Sickles acknowledged the concern that House Democrats have expressed about the potential damage to Virginia’s budget from the ongoing Trump and Musk cost-cutting, which they expect they will have to address in special session later this year.

“If we all know that (revenue losses are coming), then we need to look at that billion-dollar tax cut in this budget,” he said. Sickles referred to a one-time rebate to taxpayers that the General Assembly proposed and approved for delivery in mid-October.

The timing of the proposed cut in nursing home rates doesn’t help, with the state finally set to establish minimum staffing standards for nursing homes.

“We’re trying to balance the carrot and the stick,” Sickles said. “We realize prices are high everywhere.
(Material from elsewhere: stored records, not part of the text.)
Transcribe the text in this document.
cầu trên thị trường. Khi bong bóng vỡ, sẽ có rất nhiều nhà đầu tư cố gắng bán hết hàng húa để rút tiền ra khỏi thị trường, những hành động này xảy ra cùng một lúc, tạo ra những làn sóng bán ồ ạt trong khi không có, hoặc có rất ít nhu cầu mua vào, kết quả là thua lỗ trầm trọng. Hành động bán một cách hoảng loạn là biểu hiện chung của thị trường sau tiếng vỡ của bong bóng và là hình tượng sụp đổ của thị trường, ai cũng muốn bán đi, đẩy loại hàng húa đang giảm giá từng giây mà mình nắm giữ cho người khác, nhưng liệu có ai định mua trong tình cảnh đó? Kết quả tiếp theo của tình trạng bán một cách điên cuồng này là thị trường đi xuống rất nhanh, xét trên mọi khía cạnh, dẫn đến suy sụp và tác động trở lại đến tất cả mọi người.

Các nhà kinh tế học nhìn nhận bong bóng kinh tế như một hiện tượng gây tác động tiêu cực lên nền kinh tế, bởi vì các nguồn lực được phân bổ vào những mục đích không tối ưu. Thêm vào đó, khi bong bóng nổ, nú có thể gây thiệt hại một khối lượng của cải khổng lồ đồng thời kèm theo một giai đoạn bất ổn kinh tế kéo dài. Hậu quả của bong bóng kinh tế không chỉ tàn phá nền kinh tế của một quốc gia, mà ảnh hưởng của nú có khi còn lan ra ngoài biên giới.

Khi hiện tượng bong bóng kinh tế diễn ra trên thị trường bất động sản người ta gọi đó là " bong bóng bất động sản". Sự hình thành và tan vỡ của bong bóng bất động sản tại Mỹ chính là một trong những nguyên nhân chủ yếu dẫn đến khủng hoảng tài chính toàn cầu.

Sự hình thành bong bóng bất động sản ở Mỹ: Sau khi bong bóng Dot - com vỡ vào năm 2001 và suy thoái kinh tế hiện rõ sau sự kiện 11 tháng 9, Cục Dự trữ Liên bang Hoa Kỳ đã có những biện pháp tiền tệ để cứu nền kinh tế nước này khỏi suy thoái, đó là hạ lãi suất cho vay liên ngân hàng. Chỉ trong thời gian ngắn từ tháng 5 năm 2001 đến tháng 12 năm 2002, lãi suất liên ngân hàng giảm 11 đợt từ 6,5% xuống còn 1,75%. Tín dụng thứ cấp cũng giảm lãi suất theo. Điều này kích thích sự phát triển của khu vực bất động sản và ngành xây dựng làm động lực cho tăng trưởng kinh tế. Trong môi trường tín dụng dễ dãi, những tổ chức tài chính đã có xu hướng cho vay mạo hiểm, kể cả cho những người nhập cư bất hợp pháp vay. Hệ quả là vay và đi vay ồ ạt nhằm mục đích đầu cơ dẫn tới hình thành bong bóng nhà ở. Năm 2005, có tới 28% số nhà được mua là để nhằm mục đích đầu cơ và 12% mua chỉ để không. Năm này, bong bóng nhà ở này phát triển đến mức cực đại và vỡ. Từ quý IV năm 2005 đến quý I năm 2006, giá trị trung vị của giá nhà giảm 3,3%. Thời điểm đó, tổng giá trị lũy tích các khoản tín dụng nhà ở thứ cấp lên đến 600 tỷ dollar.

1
It’s costly to take care of our most vulnerable citizens.”

Del. Otto Wachsmann, R-Sussex, an independent pharmacist in Stony Creek, is concerned about the quality of care in nursing homes in his district and their ability to hire nurses and aides. He sponsored legislation Youngkin already signed into law this year that would increase the fees nursing homes pay to the state to hire more health inspectors to ensure the quality of care and impose sanctions for violations of nursing home standards.

Wachsmann said nursing homes in his rural district already pay more to hire certified nursing assistants to drive from urban areas every day for work.

He also cited the case of a nursing home owner in a more populated part of the district whose business plan turned upside down after federal regulators reclassified the area as rural, reducing its rates to the provider by more than $1 million a year.

“I find this is happening a lot,” Wachsmann said. “People are underpaid.”

Saber Healthcare is paying about $25 an hour for certified nursing assistants at Autumn Care of Mechanicsville, Stanfield said. Registered nurses are earning about $45 an hour.

But it’s still not enough to hire and keep staff, she said, especially in the Hampton Roads area, much less meet a pending federal minimum staffing requirement that is higher than the one the state is about to implement.

“I’m not against it,” Stanfield said. “The more staff we have, the better off we are, but where am I going to find the bodies?”